Motion Picture Soundtrack: “Momma Told Me Not to Come”/ “Spill the Wine”

Boogie Nights PosterThe first time I ever visited Sherman Oaks and saw the childhood home of my old roommate Miles (this was back when we lived in San Diego, before he got famous), I mentioned to him that I felt like I’d been there before.

“It looks familiar?” he asked me.

“Yeah.”

“That’s because it’s been in the background of every porn movie you’ve ever seen.”

He explained that, to his knowledge, no porn had been filmed specifically in his house, but that the architecture was very typical for homes in the Valley.

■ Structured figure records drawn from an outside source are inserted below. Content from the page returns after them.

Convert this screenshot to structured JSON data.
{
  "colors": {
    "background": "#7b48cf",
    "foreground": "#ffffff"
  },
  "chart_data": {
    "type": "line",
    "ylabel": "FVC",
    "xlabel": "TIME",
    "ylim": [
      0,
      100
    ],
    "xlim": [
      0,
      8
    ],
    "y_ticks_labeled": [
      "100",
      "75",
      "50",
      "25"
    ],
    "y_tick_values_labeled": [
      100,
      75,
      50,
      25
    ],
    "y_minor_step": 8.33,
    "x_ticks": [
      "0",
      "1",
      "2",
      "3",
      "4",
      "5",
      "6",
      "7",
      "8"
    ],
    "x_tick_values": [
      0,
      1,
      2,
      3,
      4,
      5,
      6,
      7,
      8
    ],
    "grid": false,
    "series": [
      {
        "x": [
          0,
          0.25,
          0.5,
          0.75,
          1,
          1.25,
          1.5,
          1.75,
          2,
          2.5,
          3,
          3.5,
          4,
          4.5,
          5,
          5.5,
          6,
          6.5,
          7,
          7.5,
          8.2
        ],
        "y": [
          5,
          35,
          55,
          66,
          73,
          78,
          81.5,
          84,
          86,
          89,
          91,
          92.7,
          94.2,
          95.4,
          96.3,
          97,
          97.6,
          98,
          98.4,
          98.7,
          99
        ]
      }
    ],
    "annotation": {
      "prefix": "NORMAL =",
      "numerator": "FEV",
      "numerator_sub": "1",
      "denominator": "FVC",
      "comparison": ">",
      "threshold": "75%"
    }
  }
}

This was when I first learned that the San Fernando Valley is the pornography capital of the world. In Boogie Nights, and later in Magnolia, Paul Thomas Anderson treats the San Fernando Valley with the same reverence that Michael Mann reserves for Los Angeles in Heat and Collateral and John Hughes holds for Chicago in Ferris Bueller’s Day Off.

From the very beginning of the film, when the muted undertones of Michael Penn’s composition “Big Top” are shattered by the energy of the Emotions’ classic “Best of My Love,” it’s clear that music is going to be a very important aspect of the movie. The collection of ’70s and early ’80s songs Anderson uses in his film blend seamlessly into the scenes, gliding along perfectly in the background until the appropriate moments when the music itself is brought forward and allowed to speak as though it were a character itself. In Boogie Nights, Paul Thomas Anderson demonstrates just how much a great soundtrack, when properly presented, can add to an already excellent film.